Dans notre classement, le processus lexicogénique de la siglaison occupe la troisième place. Au regard de sa principale caractéristique, la brièveté, l’importance de la siglaison n’est pas inattendue. Mais l’apocope et l’aphérèse, elles aussi des réductions, sont très faiblement représentées (0,8%). Ce chiffre concorde avec ceux de Ayto (ibid. : 184). Les « shortenings » occupent 1,7% des entrées du Barnhart Dictionary of New English 1963-1972 (1973), 2,1% de celles du Second Barnhart Dictionary of New English (1980)et 2,2% de celles du Longman Register of New Words (1989). Nos critères excluent certains raccourcissements : ad (sept occurrences), biz (une occurrence).

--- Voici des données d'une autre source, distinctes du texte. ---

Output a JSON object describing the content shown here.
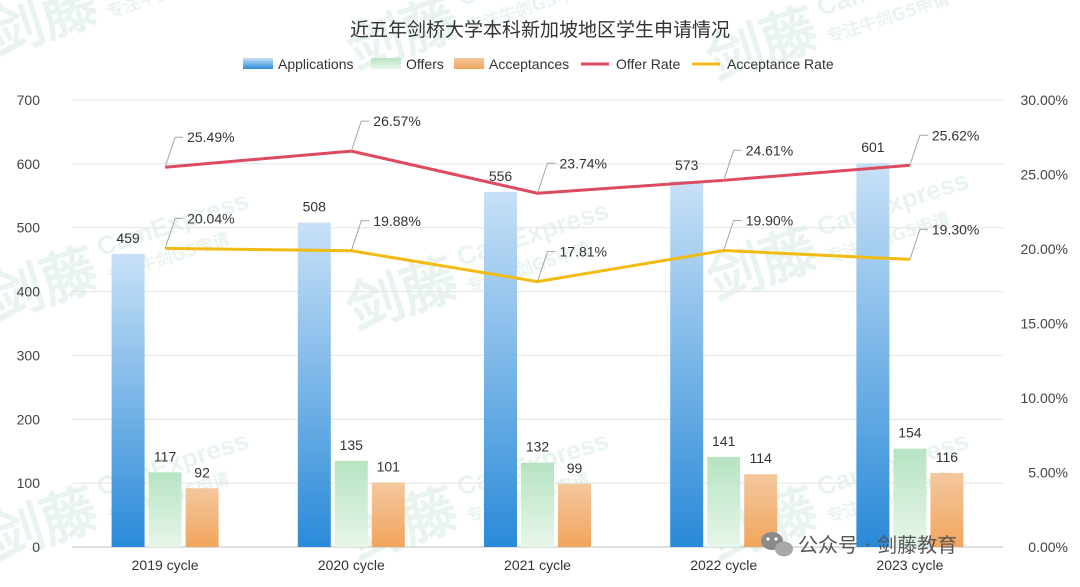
{
  "chart_data": {
    "type": "bar",
    "title": "近五年剑桥大学本科新加坡地区学生申请情况",
    "categories": [
      "2019 cycle",
      "2020 cycle",
      "2021 cycle",
      "2022 cycle",
      "2023 cycle"
    ],
    "series": [
      {
        "name": "Applications",
        "kind": "bar",
        "axis": "left",
        "values": [
          459,
          508,
          556,
          573,
          601
        ]
      },
      {
        "name": "Offers",
        "kind": "bar",
        "axis": "left",
        "values": [
          117,
          135,
          132,
          141,
          154
        ]
      },
      {
        "name": "Acceptances",
        "kind": "bar",
        "axis": "left",
        "values": [
          92,
          101,
          99,
          114,
          116
        ]
      },
      {
        "name": "Offer Rate",
        "kind": "line",
        "axis": "right",
        "values": [
          25.49,
          26.57,
          23.74,
          24.61,
          25.62
        ],
        "labels": [
          "25.49%",
          "26.57%",
          "23.74%",
          "24.61%",
          "25.62%"
        ]
      },
      {
        "name": "Acceptance Rate",
        "kind": "line",
        "axis": "right",
        "values": [
          20.04,
          19.88,
          17.81,
          19.9,
          19.3
        ],
        "labels": [
          "20.04%",
          "19.88%",
          "17.81%",
          "19.90%",
          "19.30%"
        ]
      }
    ],
    "y_left": {
      "min": 0,
      "max": 700,
      "ticks": [
        "0",
        "100",
        "200",
        "300",
        "400",
        "500",
        "600",
        "700"
      ]
    },
    "y_right": {
      "min": 0,
      "max": 30,
      "ticks": [
        "0.00%",
        "5.00%",
        "10.00%",
        "15.00%",
        "20.00%",
        "25.00%",
        "30.00%"
      ]
    },
    "legend_position": "top",
    "grid": true
  },
  "colors": {
    "applications_top": "#c8e1f7",
    "applications_bottom": "#2a8ad8",
    "offers_top": "#b7e3c2",
    "offers_bottom": "#e7f6ea",
    "acceptances_top": "#f3c89e",
    "acceptances_bottom": "#f2a55d",
    "offer_rate": "#de4a60",
    "acceptance_rate": "#f2bb14"
  },
  "watermark": {
    "cn": "剑藤",
    "en": "CamExpress",
    "sub": "专注牛剑G5申请"
  },
  "footer": {
    "icon": "wechat-icon",
    "text": "公众号 · 剑藤教育"
  }
}
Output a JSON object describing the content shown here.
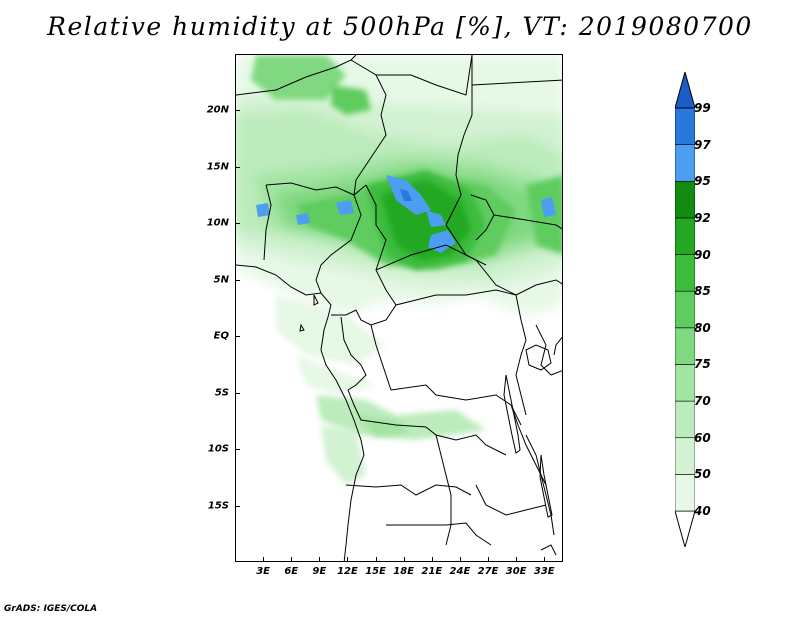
{
  "title": "Relative humidity at 500hPa [%], VT: 2019080700",
  "credit": "GrADS: IGES/COLA",
  "map": {
    "lat_labels": [
      "20N",
      "15N",
      "10N",
      "5N",
      "EQ",
      "5S",
      "10S",
      "15S"
    ],
    "lat_values": [
      20,
      15,
      10,
      5,
      0,
      -5,
      -10,
      -15
    ],
    "lon_labels": [
      "3E",
      "6E",
      "9E",
      "12E",
      "15E",
      "18E",
      "21E",
      "24E",
      "27E",
      "30E",
      "33E"
    ],
    "lon_values": [
      3,
      6,
      9,
      12,
      15,
      18,
      21,
      24,
      27,
      30,
      33
    ],
    "lon_range": [
      0,
      35
    ],
    "lat_range": [
      -20,
      25
    ]
  },
  "colorbar": {
    "levels": [
      "40",
      "50",
      "60",
      "70",
      "75",
      "80",
      "85",
      "90",
      "92",
      "95",
      "97",
      "99"
    ],
    "colors": [
      "#ffffff",
      "#e6f8e6",
      "#d2f2d2",
      "#bcebbc",
      "#a2e4a2",
      "#80d880",
      "#5fcc5f",
      "#3cbc3c",
      "#22a822",
      "#118c11",
      "#4b9ef0",
      "#2a78de",
      "#1a5cc8"
    ]
  }
}
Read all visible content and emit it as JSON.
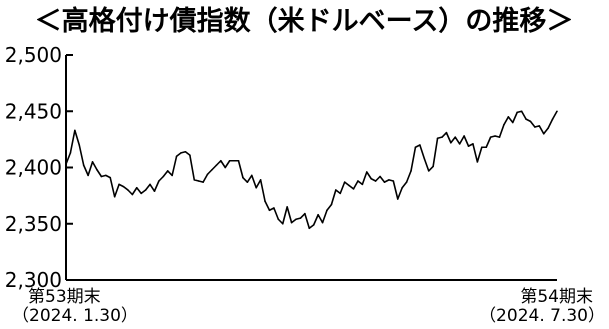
{
  "chart_data": {
    "type": "line",
    "title": "＜高格付け債指数（米ドルベース）の推移＞",
    "xlabel": "",
    "ylabel": "",
    "ylim": [
      2300,
      2500
    ],
    "yticks": [
      "2,500",
      "2,450",
      "2,400",
      "2,350",
      "2,300"
    ],
    "ytick_values": [
      2500,
      2450,
      2400,
      2350,
      2300
    ],
    "grid": false,
    "legend": "none",
    "x_start_label": [
      "第53期末",
      "（2024. 1.30）"
    ],
    "x_end_label": [
      "第54期末",
      "（2024. 7.30）"
    ],
    "series": [
      {
        "values": [
          2403,
          2413,
          2433,
          2420,
          2402,
          2393,
          2405,
          2398,
          2392,
          2393,
          2391,
          2374,
          2385,
          2383,
          2380,
          2376,
          2382,
          2377,
          2380,
          2385,
          2379,
          2388,
          2392,
          2397,
          2393,
          2410,
          2413,
          2414,
          2411,
          2389,
          2388,
          2387,
          2394,
          2398,
          2402,
          2406,
          2400,
          2406,
          2406,
          2406,
          2391,
          2387,
          2393,
          2382,
          2389,
          2370,
          2362,
          2364,
          2354,
          2350,
          2365,
          2351,
          2354,
          2355,
          2359,
          2346,
          2349,
          2358,
          2351,
          2362,
          2367,
          2380,
          2377,
          2387,
          2384,
          2381,
          2388,
          2385,
          2396,
          2390,
          2388,
          2392,
          2387,
          2389,
          2388,
          2372,
          2382,
          2387,
          2397,
          2418,
          2420,
          2408,
          2397,
          2401,
          2426,
          2427,
          2431,
          2422,
          2427,
          2421,
          2428,
          2419,
          2421,
          2405,
          2418,
          2418,
          2427,
          2428,
          2427,
          2438,
          2445,
          2440,
          2449,
          2450,
          2443,
          2441,
          2436,
          2437,
          2430,
          2435,
          2443,
          2450
        ]
      }
    ]
  }
}
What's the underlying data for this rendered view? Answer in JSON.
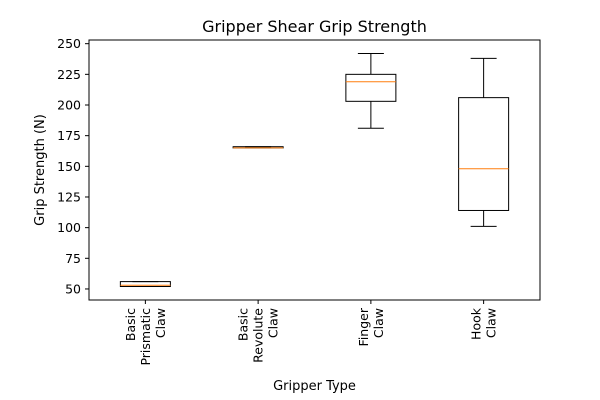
{
  "chart_data": {
    "type": "box",
    "title": "Gripper Shear Grip Strength",
    "xlabel": "Gripper Type",
    "ylabel": "Grip Strength (N)",
    "ylim": [
      41,
      253
    ],
    "yticks": [
      50,
      75,
      100,
      125,
      150,
      175,
      200,
      225,
      250
    ],
    "categories": [
      [
        "Basic",
        "Prismatic",
        "Claw"
      ],
      [
        "Basic",
        "Revolute",
        "Claw"
      ],
      [
        "Finger",
        "Claw"
      ],
      [
        "Hook",
        "Claw"
      ]
    ],
    "boxes": [
      {
        "whisker_low": 52,
        "q1": 52,
        "median": 53,
        "q3": 56,
        "whisker_high": 56
      },
      {
        "whisker_low": 165,
        "q1": 165,
        "median": 165,
        "q3": 166,
        "whisker_high": 166
      },
      {
        "whisker_low": 181,
        "q1": 203,
        "median": 219,
        "q3": 225,
        "whisker_high": 242
      },
      {
        "whisker_low": 101,
        "q1": 114,
        "median": 148,
        "q3": 206,
        "whisker_high": 238
      }
    ],
    "colors": {
      "box": "#000000",
      "median": "#ff7f0e"
    },
    "grid": false,
    "legend": "none"
  }
}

Le lexique anglais d’Internet se caractérise par un recours massif à la combinaison composition-métaphore, ce qui le rapproche de la langue parlée – plutôt que des terminologies techniques soutenues. En effet, administrateurs de sites et internautes occasionnels utilisent les mêmes termes. On ne peut pas opérer de distinction langue scientifique - langue populaire dans ce domaine.

Notes
105.

Les deux tiers sont créés par la composition (puis métonymie et préfixation).

106.

Les données de l’auteur proviennent de l’analyse de dictionnaires de néologismes.

107.

Thèse de doctorat sur les métaphores en cours. Informations tirées du chapitre 3 : Les utilisations de la métaphore.

108.

Parmi toutes les fonctions citées, celle-ci est la moins bien admise.